Speaking of sparkling, one of my UCLA students, Gina Sorell just told me about her very exquisite line of jewelry. Since I consider jewelry (especially earrings) to be an essential of life, this is news, too.

Tuesday, October 2, 2007

Writing fever

I'm still hallucinating over Traveling Angels, my last novel, but now that I've started a new novel, these new characters are starting to whisper in my ears and follow me down the streets. I find I have to know everything about my characters--how they comb (or don't comb) their hair, what toothpaste they like. Right now I'm trying to get a picture of them in my mind, so I'm collecting photographs and images. You can't clip pictures from magazines usually because those people never look quite real, but the image file of google has a lot of interesting characters.

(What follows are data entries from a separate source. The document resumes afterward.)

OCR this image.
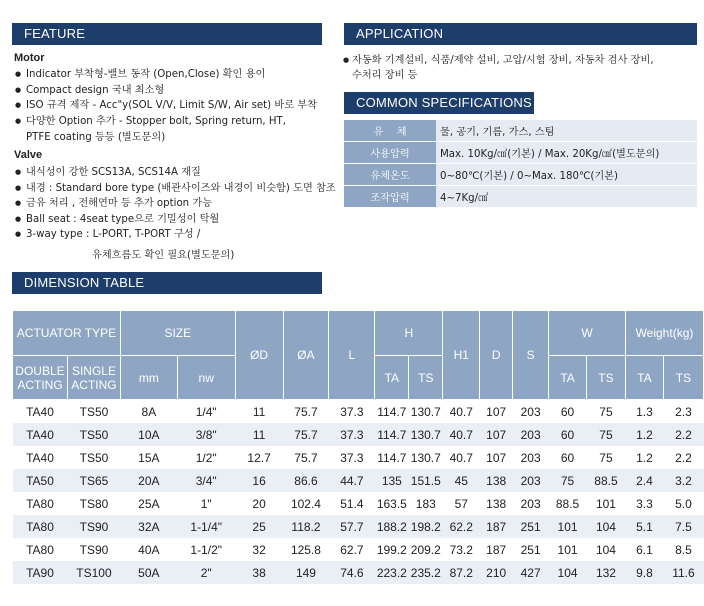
FEATURE
Motor
● Indicator 부착형-밸브 동작 (Open,Close) 확인 용이
● Compact design 국내 최소형
● ISO 규격 제작 - Acc"y(SOL V/V, Limit S/W, Air set) 바로 부착
● 다양한 Option 추가 - Stopper bolt, Spring return, HT,
PTFE coating 등등 (별도문의)
Valve
● 내식성이 강한 SCS13A, SCS14A 재질
● 내경 : Standard bore type (배관사이즈와 내경이 비슷함) 도면 참조
● 금유 처리 , 전해연마 등 추가 option 가능
● Ball seat : 4seat type으로 기밀성이 탁월
● 3-way type : L-PORT, T-PORT 구성 /
유체흐름도 확인 필요(별도문의)
APPLICATION
● 자동화 기계설비, 식품/제약 설비, 고압/시험 장비, 자동차 검사 장비,
수처리 장비 등
COMMON SPECIFICATIONS
유　 체	물, 공기, 기름, 가스, 스팀
사용압력	Max. 10Kg/㎠(기본) / Max. 20Kg/㎠(별도문의)
유체온도	0~80℃(기본) / 0~Max. 180℃(기본)
조작압력	4~7Kg/㎠
DIMENSION TABLE
ACTUATOR TYPE		SIZE		ØD	ØA	L	H		H1	D	S	W		Weight(kg)	
DOUBLE ACTING	SINGLE ACTING	mm	nw				TA	TS				TA	TS	TA	TS
TA40	TS50	8A	1/4"	11	75.7	37.3	114.7	130.7	40.7	107	203	60	75	1.3	2.3
TA40	TS50	10A	3/8"	11	75.7	37.3	114.7	130.7	40.7	107	203	60	75	1.2	2.2
TA40	TS50	15A	1/2"	12.7	75.7	37.3	114.7	130.7	40.7	107	203	60	75	1.2	2.2
TA50	TS65	20A	3/4"	16	86.6	44.7	135	151.5	45	138	203	75	88.5	2.4	3.2
TA80	TS80	25A	1"	20	102.4	51.4	163.5	183	57	138	203	88.5	101	3.3	5.0
TA80	TS90	32A	1-1/4"	25	118.2	57.7	188.2	198.2	62.2	187	251	101	104	5.1	7.5
TA80	TS90	40A	1-1/2"	32	125.8	62.7	199.2	209.2	73.2	187	251	101	104	6.1	8.5
TA90	TS100	50A	2"	38	149	74.6	223.2	235.2	87.2	210	427	104	132	9.8	11.6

I might as well admit it. I don't want to say goodbye to my characters. I worry about them. Will they be okay in the world?

I also want to mention that I discovered a new bookblog that I love a lot. Reading is my Superpower. And this one, too, called Upper Fort Stewart. Mosey on over and take a gander.

Read This Book


Book critics have ethics. I review for The Boston Globe, People and Dame Magazine, and I never review anyone I know, or anyone who is a relative of a friend, or even anyone who shares my editor or my agent. You've got to be pure here! To be critical, you can't let your feelings about how someone really is a great cook or a good friend who loaned you money when you most needed it or held your hand during a horrific crisis get in the way of how you look at a book.


However, this is my blog, and with full disclosure, I really want to talk about the books of people I know. This one, Broken Colors, is by Michele Zackheim, who just happens to be the sister of my friend Victoria Zackheim, who edited the Today Show favorite anthology THE OTHER WOMAN and the upcoming FOR KEEPS (I have an essay in that one, too, though it's a reprint from a Salon piece I did.)


Library Journal calls Broken Colors "comic and wise," and Booklist says it's absolutely haunting. Vanessa Redgrave (!!!!) loved it. I say it's a strong, mesmerizing portrait of what it means to be an artist (and that includes being the artist of your own life), what it costs to confront the past and what it takes to recast your future. Truly, it's a great read--and it has the most amazingly beautiful, light-dappled cover I have ever seen.